Pretty pedantic and perplexing, “Two Hundred Thousand Dirty” is an excruciating experience for 90 minutes. This muddled murder-for-hire is ideal for those wanting to watch a silly, bad black comedy.
Stuck in their dead-end jobs at Affordable Mattresses, Rob (Mark Greenfield) and Manny (Coolio) are two hopeless, hotheads working in a decrepit strip mall. These two troglodytes are the epitome of unsophisticated, unsuccessful and unrefined. As mattress “salesmen,” Rob and Manny spend more time taking breaks and hanging out than doing any actual work. After their cantankerous store manager Preston (Kenneth McGregor) hires Isabelle (Rocio Verdejo), the trio become inseparable and suddenly work becomes tolerable. However, their lives completely change when Isabelle pitches a murder-for-hire scheme to kill her ex-husband and collect $200,000. But what could go wrong?
Opening scenes in comedies can make a huge impact and influence the rest of the film. Sadly, “Two Hundred Thousand Dirty” descends into a depressing and boring film after a hilarious five minutes involving a dominatrix ex-girlfriend, a “John” tied up as a Native American and a guy in a rabbit costume. The ridiculous randomness never quite recovers and the filmmakers are clearly trying too hard to be an artsy irreverent funny film or a Coen brothers’ comedy with the “The Big Lebowski” coming to mind. Although technically a black comedy, “Two Hundred Thousand Dirty” might be a best described as a shameful swearfest and bleak comedy.

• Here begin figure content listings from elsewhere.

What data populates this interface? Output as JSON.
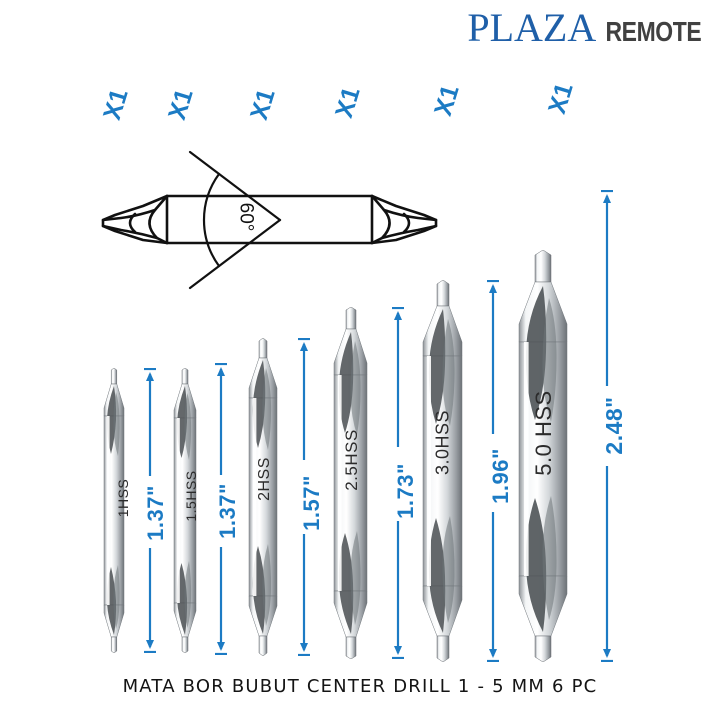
{
  "logo": {
    "primary_text": "PLAZA",
    "secondary_text": "REMOTE",
    "primary_color": "#1F5FA8",
    "secondary_color": "#414141"
  },
  "quantity_badges": [
    {
      "label": "X1"
    },
    {
      "label": "X1"
    },
    {
      "label": "X1"
    },
    {
      "label": "X1"
    },
    {
      "label": "X1"
    },
    {
      "label": "X1"
    }
  ],
  "diagram": {
    "name": "center-drill-cross-section",
    "angle_label": "60°"
  },
  "accent_color": "#1C7BC4",
  "drills": [
    {
      "size_label": "1HSS",
      "length_label": "1.37\""
    },
    {
      "size_label": "1.5HSS",
      "length_label": "1.37\""
    },
    {
      "size_label": "2HSS",
      "length_label": "1.57\""
    },
    {
      "size_label": "2.5HSS",
      "length_label": "1.73\""
    },
    {
      "size_label": "3.0HSS",
      "length_label": "1.96\""
    },
    {
      "size_label": "5.0 HSS",
      "length_label": "2.48\""
    }
  ],
  "caption": {
    "text": "MATA BOR BUBUT CENTER DRILL 1 - 5 MM 6 PC"
  }
}
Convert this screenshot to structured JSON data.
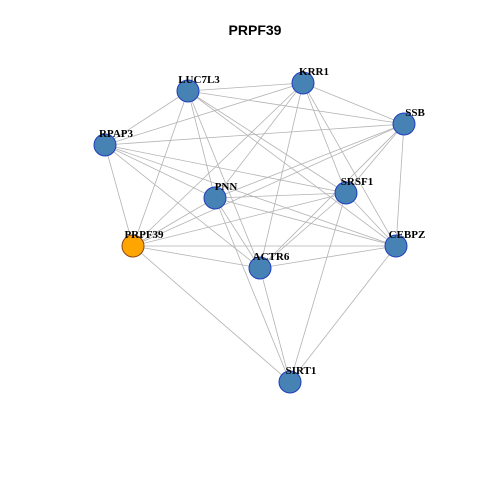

Foul language and vulgarity occasionally can do the trick, but when every other line of dialogue is a curse word… its insufferable to watch. Filmmaker Timothy L. Anderson focused too hard on making a Tarantino or Scorsese movie with the constant coarse “dialogue,” but failed to focus on anything else. Imagine “Dumb and Dumber” instead with two hopeless, lackluster losers with no redeeming quality in a boring bland comedy cursing all the time. Heck, if they were remotely funny it might be somewhat passable. If reimagined as an urban comedy a la “The Wash,” a stoner comedy or even as a criminal comedy (hustlers, conman, etc. put in a sticky situation), then it could conceivable work. Instead two fortysomethings wasting their days bullshitting with minimal mundane everyday comedy can’t entertain and justify the watching experience.Mark Greenfield genuinely gives off Danny Aiello vibes, especially “2 Days in the Valley” and “Hudson Hawk,” but instead of an interesting dynamic with his partner in crime you get Coolio playing Coolio. For those wanting a “bad movie” experience, this is perfect for those late-night comedy vibes minus the laughter. Unless you’re looking to waste the time don’t bother. The DVD release does include several special features including an audition video, music video and trailer.